Mounted at /content/drive/


### **Launch the WebDriver to open a target URL**
Configure Chrome Options

In [4]:
options = ChromeOptions()
options.add_argument("--headless=new")
options.add_argument('--no-sandbox')
options.add_argument('--disable-dev-shm-usage')
options.add_argument("--user-agent=Mozilla/5.0 (Windows NT 10.0; Win64; x64) AppleWebKit/537.36 (KHTML, like Gecko) Chrome/79.0.3945.130 Safari/537.36")
# driver = webdriver.Chrome('chromedriver',chrome_options=chrome_options)
driver = webdriver.Chrome(options=options)

### **Extracting Page URLs**
Each url/page contains the photos for every listed car. Each page will have around 12 photos for the specific car brand. These contains internal and external photos of the car. We only need the external photos so we will be only be extracting those later on.
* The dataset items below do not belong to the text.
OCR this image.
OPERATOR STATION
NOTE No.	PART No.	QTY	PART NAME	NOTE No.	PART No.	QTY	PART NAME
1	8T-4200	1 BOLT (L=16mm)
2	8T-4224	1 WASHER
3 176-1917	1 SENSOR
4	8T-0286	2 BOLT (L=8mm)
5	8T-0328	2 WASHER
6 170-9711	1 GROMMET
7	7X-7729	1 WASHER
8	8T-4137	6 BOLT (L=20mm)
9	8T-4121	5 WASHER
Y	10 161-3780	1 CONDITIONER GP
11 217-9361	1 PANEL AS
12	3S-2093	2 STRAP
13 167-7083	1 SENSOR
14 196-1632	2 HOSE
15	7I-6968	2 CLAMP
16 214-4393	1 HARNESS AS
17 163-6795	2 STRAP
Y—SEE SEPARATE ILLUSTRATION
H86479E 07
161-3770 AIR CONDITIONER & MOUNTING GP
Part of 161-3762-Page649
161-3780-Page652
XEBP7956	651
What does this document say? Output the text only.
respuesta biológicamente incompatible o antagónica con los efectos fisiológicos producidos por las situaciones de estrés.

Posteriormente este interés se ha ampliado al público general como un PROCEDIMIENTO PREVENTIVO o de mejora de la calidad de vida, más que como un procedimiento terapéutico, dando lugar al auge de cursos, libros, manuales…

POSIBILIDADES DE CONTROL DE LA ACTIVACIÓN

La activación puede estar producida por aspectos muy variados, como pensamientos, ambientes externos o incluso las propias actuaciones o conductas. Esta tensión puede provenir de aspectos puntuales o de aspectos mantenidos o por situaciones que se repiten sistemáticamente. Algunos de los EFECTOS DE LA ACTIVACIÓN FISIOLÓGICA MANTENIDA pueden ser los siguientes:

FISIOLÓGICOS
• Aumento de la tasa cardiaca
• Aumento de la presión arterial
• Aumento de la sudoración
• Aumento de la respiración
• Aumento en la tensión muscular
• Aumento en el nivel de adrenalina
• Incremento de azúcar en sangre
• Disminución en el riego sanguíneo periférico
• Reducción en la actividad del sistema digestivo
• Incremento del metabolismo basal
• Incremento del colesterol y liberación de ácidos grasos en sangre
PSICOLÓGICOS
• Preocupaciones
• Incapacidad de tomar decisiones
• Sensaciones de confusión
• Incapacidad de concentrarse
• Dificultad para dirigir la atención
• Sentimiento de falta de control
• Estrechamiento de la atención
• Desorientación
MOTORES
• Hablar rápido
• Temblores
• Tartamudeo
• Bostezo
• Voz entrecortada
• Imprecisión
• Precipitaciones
**Note**: When you encounter a connection error to the website, just rerun the chrome configuration options cell.

Images are from AutobidMaster Website. URLS should be extracted for front, rear, and side panels. The same process should be repeated for each panel.

In [8]:
## empty list to store the url
page_urls = []

## the range indicates the number of pages in the website
## let's try 30 pages for now
for i in range(1, 30):
  url = f"https://www.autobidmaster.com/en/search/make-toyota,lexus,suzuki/doc-type-c,s/damage-front+end/?page={i}"
  driver.get(url)
  time.sleep(random.randint(1,30))
  elements = driver.find_elements(By.CLASS_NAME, "_1dGf-ymm")

  for item in elements:
    # print(img)
    page_urls.append(item.get_attribute('href'))

driver.quit()

Repeat the process until you finish extracting all urls in all pages

In [9]:
## check how many page urls were extracted
len(page_urls)

870

#### Saving Extracted Page URLs

In [None]:
## save the urls to a csv file just in case you need it later on
df = pd.DataFrame(page_urls)
df.to_csv('scraped_page_urls_front.csv')

In [7]:
## run this code in case runtime suddenly stops and you lose the list
df = pd.read_csv("scraped_page_urls_front.csv")
df.dropna(inplace=True)

### **Extracting Image URLs**

In this step, we will be extracting the urls of the images per page. Extracting a large number of urls is time-consuming so you can do the extraction by batch (depends on your preference).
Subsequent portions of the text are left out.